Python is one of the most used programming languages worldwide with applications in almost every data-oriented application domain. The Python data science ecosystem is a rich platform for scaling up workflows, enhancing scientific research and improving insight. However, Python can be performance limited when large datasets or challenging computations are required. Parallel computing and efficient data handling can overcome this barrier, enhancing research throughput.
Parallel Python is also available online on NCI Teachable website.
Prerequistes
Basic experience with Python is required.
Some grasp of array processing with NumPy would be helpful but is not required as we will do a brief refresher during the course.
The training session is driven on NCI Open OnDemand (OOD) service. Attendees are encouraged to review the following page for background information: Open OnDemand (OOD) Service
Objectives
The training is designed to be the first parallel programming course for scientists.
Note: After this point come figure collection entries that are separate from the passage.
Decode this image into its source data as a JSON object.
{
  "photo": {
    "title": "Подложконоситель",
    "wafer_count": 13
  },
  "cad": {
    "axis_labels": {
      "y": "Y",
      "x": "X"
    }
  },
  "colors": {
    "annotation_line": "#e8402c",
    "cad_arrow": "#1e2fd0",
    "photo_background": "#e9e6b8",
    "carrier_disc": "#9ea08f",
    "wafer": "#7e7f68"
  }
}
As such, it aims to help attendees
Understand array programming with NumPy
Work with large and possibly heterogenous data using xarray.
Perform parallel computation using Dask
Learning Outcomes
At the completion of this training session, you will be able to
How use vectorized computation using NumPy
How to load, annotate and work with data using xarray
Serialise large datasets to file using xarray
Load data from cloud using OpenDap and xarray
Parallelise common workflows and arbitrary code using Dask
Combine Dask and xarray for big data processing
Combine Dask and GPUs for maximum data throughput
Feel confident in your data science skills to tackle your own problems
Topics Covered
Array programming in NumPy
Array datastructures and hierarchies
Loading and saving data efficiently to disk
Cloud-native computing
Parallel computing with Dask
Combining python packages for enhanced functionality.